Extended-release naltrexone doesn’t require a DEA waiver or attendance at an OTP. But it costs roughly $800 per injection, although many insurers do cover it after additional paperwork is completed. While Dr. Grossman does use extended-release naltrexone in her own practice, it comes with some baggage. The drug comes in a powder, which is mixed with a diluent in the office, creating a thick, frothy substance that’s slow to inject. It has to be kept refrigerated, then warmed up in time for the patient visit.

“If you live somewhere where there’s no OTP and you don’t have a DEA X number, and you have a patient with OUD who’s interested in extended-release naltrexone, it’s not crazy to think about,” she noted.
 

 

 

Duration of medical therapy

Study after study demonstrates that, when treatment stops, the risk of relapse goes up.

“We as health care providers are used to the mentality of chronic diseases, like diabetes, where you’re probably on medicine for the rest of your life,” Dr. Grossman said. “OUD is another chronic disease where you might have a patient on medication for the rest of their life, although you may not want to drum that into their head right up front. It’s kind of scary. I don’t usually talk that way with my diabetic patients when I give them their diagnosis. So, I don’t push it.

“But the reality is, to give them the best chance of health, they should be on medication for a good long time,” she added. “And that’s true for all of the OUD medications.”
 

The role of counseling

The best evidence of the utility of adjunctive counseling in the treatment of OUD comes from the landmark Prescription Opioid Addiction Treatment Study (POATS), a 653-patient multicenter trial conducted by the National Drug Abuse Treatment Network and funded by the National Institute on Drug Abuse. Participants were randomized to standard medical management including medication and a meeting with a physician every 1-2 weeks, or to standard therapy plus individual counseling with a trained substance use counselor.

To the surprise of many, given that SAMHSA guidance strongly recommends counseling and other forms of behavioral therapy, there was no difference in outcomes between the two groups (Drug Alcohol Depend. 2015 May 1;150:112-9).

Subsequent parsing of the POATS data showed that the subgroup of people who were using heroin rather than prescription pills and who actually attended at least 60% of their counseling sessions did better than if they were randomized to no counseling.

“There’s still room for quibbling about the study, but many people would say, ‘You know, it’s not a slam dunk that everybody needs counseling,’ ” the internist commented.

“So, how do we pick the right treatment for our patients with OUD? It’s what feels right for them,” Dr.
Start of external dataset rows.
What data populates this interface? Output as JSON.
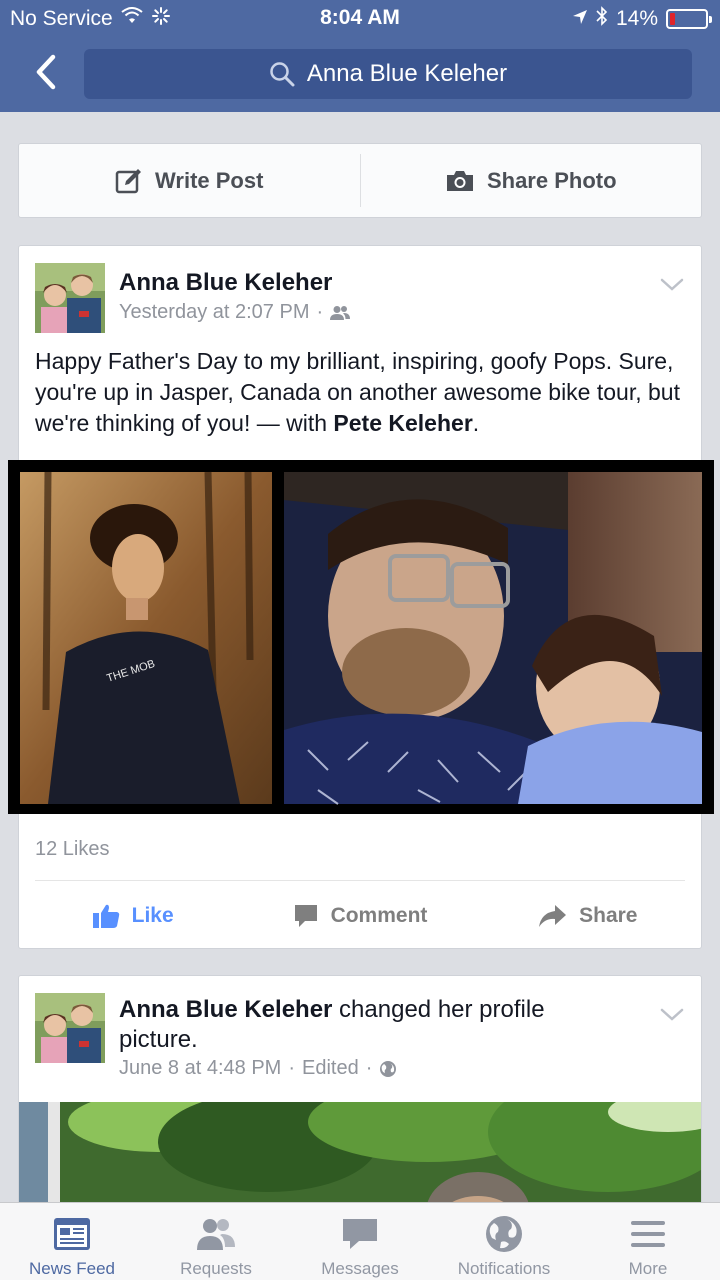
{
  "status_bar": {
    "carrier": "No Service",
    "time": "8:04 AM",
    "battery": "14%",
    "battery_level": 0.14
  },
  "header": {
    "search_text": "Anna Blue Keleher"
  },
  "composer": {
    "write_post": "Write Post",
    "share_photo": "Share Photo"
  },
  "posts": [
    {
      "author": "Anna Blue Keleher",
      "timestamp": "Yesterday at 2:07 PM",
      "separator": "·",
      "privacy_icon": "friends-icon",
      "text_main": "Happy Father's Day to my brilliant, inspiring, goofy Pops. Sure, you're up in Jasper, Canada on another awesome bike tour, but we're thinking of you! — with ",
      "tagged": "Pete Keleher",
      "text_end": ".",
      "likes": "12 Likes",
      "actions": {
        "like": "Like",
        "comment": "Comment",
        "share": "Share"
      }
    },
    {
      "author": "Anna Blue Keleher",
      "action_text": " changed her profile picture.",
      "timestamp": "June 8 at 4:48 PM",
      "separator": "·",
      "edited": "Edited",
      "separator2": "·",
      "privacy_icon": "globe-icon"
    }
  ],
  "tabbar": [
    {
      "label": "News Feed",
      "icon": "news-feed-icon",
      "active": true
    },
    {
      "label": "Requests",
      "icon": "requests-icon",
      "active": false
    },
    {
      "label": "Messages",
      "icon": "messages-icon",
      "active": false
    },
    {
      "label": "Notifications",
      "icon": "notifications-icon",
      "active": false
    },
    {
      "label": "More",
      "icon": "more-icon",
      "active": false
    }
  ],
  "colors": {
    "brand": "#4e69a2",
    "like_blue": "#5890ff",
    "battery_low": "#e0242a"
  }
}
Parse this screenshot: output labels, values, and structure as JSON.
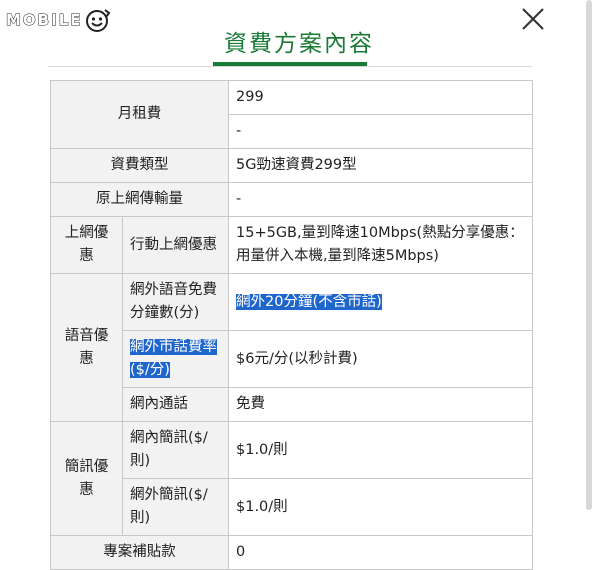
{
  "brand": {
    "logo_text": "MOBILE"
  },
  "dialog": {
    "title": "資費方案內容",
    "close_icon": "close-icon"
  },
  "table": {
    "monthly_fee_label": "月租費",
    "monthly_fee_value": "299",
    "monthly_fee_value2": "-",
    "plan_type_label": "資費類型",
    "plan_type_value": "5G勁速資費299型",
    "original_data_label": "原上網傳輸量",
    "original_data_value": "-",
    "internet_promo_label": "上網優惠",
    "mobile_data_label": "行動上網優惠",
    "mobile_data_value": "15+5GB,量到降速10Mbps(熱點分享優惠：用量併入本機,量到降速5Mbps)",
    "voice_promo_label": "語音優惠",
    "offnet_free_label": "網外語音免費分鐘數(分)",
    "offnet_free_value": "網外20分鐘(不含市話)",
    "offnet_landline_label": "網外市話費率($/分)",
    "offnet_landline_value": "$6元/分(以秒計費)",
    "onnet_call_label": "網內通話",
    "onnet_call_value": "免費",
    "sms_promo_label": "簡訊優惠",
    "onnet_sms_label": "網內簡訊($/則)",
    "onnet_sms_value": "$1.0/則",
    "offnet_sms_label": "網外簡訊($/則)",
    "offnet_sms_value": "$1.0/則",
    "subsidy_label": "專案補貼款",
    "subsidy_value": "0"
  },
  "colors": {
    "accent": "#1a7a36",
    "selection": "#1f66cc",
    "label_bg": "#f2f2f2",
    "border": "#c8c8c8"
  }
}
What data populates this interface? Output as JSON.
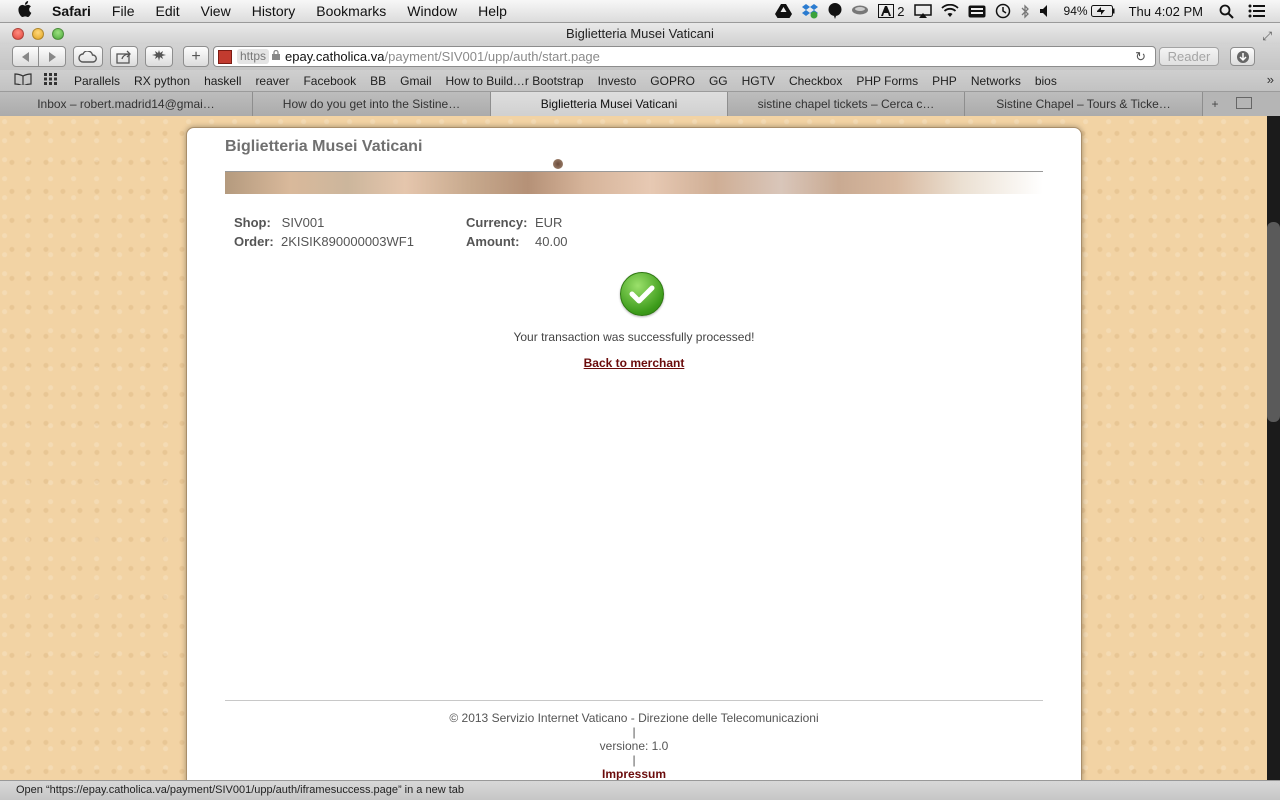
{
  "menubar": {
    "app": "Safari",
    "items": [
      "File",
      "Edit",
      "View",
      "History",
      "Bookmarks",
      "Window",
      "Help"
    ],
    "status": {
      "adobe_count": "2",
      "battery": "94%",
      "clock": "Thu 4:02 PM"
    }
  },
  "window": {
    "title": "Biglietteria Musei Vaticani"
  },
  "toolbar": {
    "url_scheme": "https",
    "url_host": "epay.catholica.va",
    "url_path": "/payment/SIV001/upp/auth/start.page",
    "reader_label": "Reader"
  },
  "bookmarks": [
    "Parallels",
    "RX python",
    "haskell",
    "reaver",
    "Facebook",
    "BB",
    "Gmail",
    "How to Build…r Bootstrap",
    "Investo",
    "GOPRO",
    "GG",
    "HGTV",
    "Checkbox",
    "PHP Forms",
    "PHP",
    "Networks",
    "bios"
  ],
  "tabs": [
    {
      "label": "Inbox – robert.madrid14@gmai…",
      "active": false
    },
    {
      "label": "How do you get into the Sistine…",
      "active": false
    },
    {
      "label": "Biglietteria Musei Vaticani",
      "active": true
    },
    {
      "label": "sistine chapel tickets – Cerca c…",
      "active": false
    },
    {
      "label": "Sistine Chapel – Tours & Ticke…",
      "active": false
    }
  ],
  "page": {
    "title": "Biglietteria Musei Vaticani",
    "shop_label": "Shop:",
    "shop_value": "SIV001",
    "order_label": "Order:",
    "order_value": "2KISIK890000003WF1",
    "currency_label": "Currency:",
    "currency_value": "EUR",
    "amount_label": "Amount:",
    "amount_value": "40.00",
    "success_message": "Your transaction was successfully processed!",
    "back_link": "Back to merchant",
    "footer_copyright": "© 2013 Servizio Internet Vaticano - Direzione delle Telecomunicazioni",
    "footer_sep": "|",
    "footer_version": "versione: 1.0",
    "footer_impressum": "Impressum"
  },
  "statusbar": {
    "text": "Open “https://epay.catholica.va/payment/SIV001/upp/auth/iframesuccess.page” in a new tab"
  },
  "colors": {
    "link": "#6b0b0b",
    "success_green": "#3c9b1a",
    "page_background": "#f2d3a4"
  }
}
Grossman cautioned. “This gets back to what we do every day in managing chronic diseases: We nudge, we encourage, we use our motivational interviewing skills to help people figure out how they can change their lives and get healthier. There’s a long list of things going on in our patients’ lives that are going to help guide that decision.

“The message here: Medication is better than no medication, but it’s not a slam dunk which medication or how,” she concluded.